ABSTRACT

There is yet another manner in which musical sound as such can influence our spirit through the senses and nerves (Lawrence’s “helpless blood,” Dr. Head’s protopathic side) direct, and without the necessary intervention of the discriminating and relating intellect. There is another Power of Sound without which music could act only discontinu-ously, in detached and sporadic instants upon the contents of our mind. For Music, or more correctly musical timbre, sonority, rhythm, pace, can select among, determine, reduce to homogeneous unity our trains of thought and states of feeling because it can enclose them and segregating them from every intrusion, force them back upon themselves. Such an enclosing and segregating effect of music is at the bottom of two-thirds of what will be shown as our various Answerers’ emotional and imaginative responses, of the moods induced, the memories and associative equivalences evoked, the various references elicited in them by music. And this phenomenon is so essential a part of musical psychology, and so envelops the rest of it, that it has, to the best of my belief, been taken for granted without benefit of inventory, and never observed in its simpler and daily manifestations, although taken for granted in all the assertions (cf. evidence on “higher planes”) to the effect that music is, or can be a medium for our thoughts and feelings our psychic self, to exist in.
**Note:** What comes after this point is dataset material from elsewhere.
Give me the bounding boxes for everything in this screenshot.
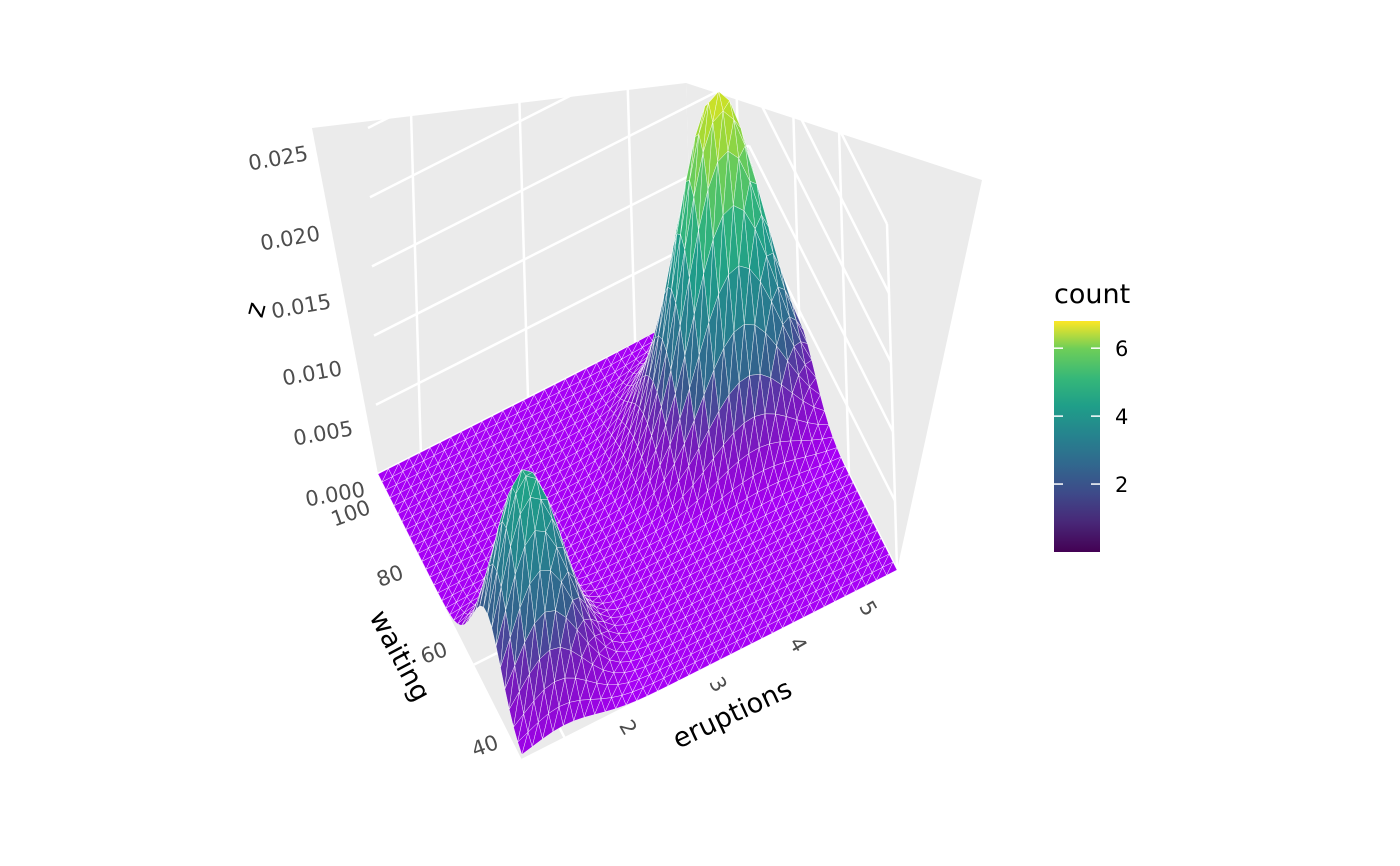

A medium, in the sense of the French Milieu or of the Latinised Italian word Ambiente; and which since our own word Environment conveys the idea of surrounding but not of containing, I shall allow myself, by turning the adjective Ambient into a corresponding noun, 142to call, once for all, an Ambience. I commit this neologism the less guiltily because it connects on with the talk of “higher planes,” of music being a “place of asylum,” a retreat, almost a sanatorium; an Ambience because music does occasionally seem to surround us.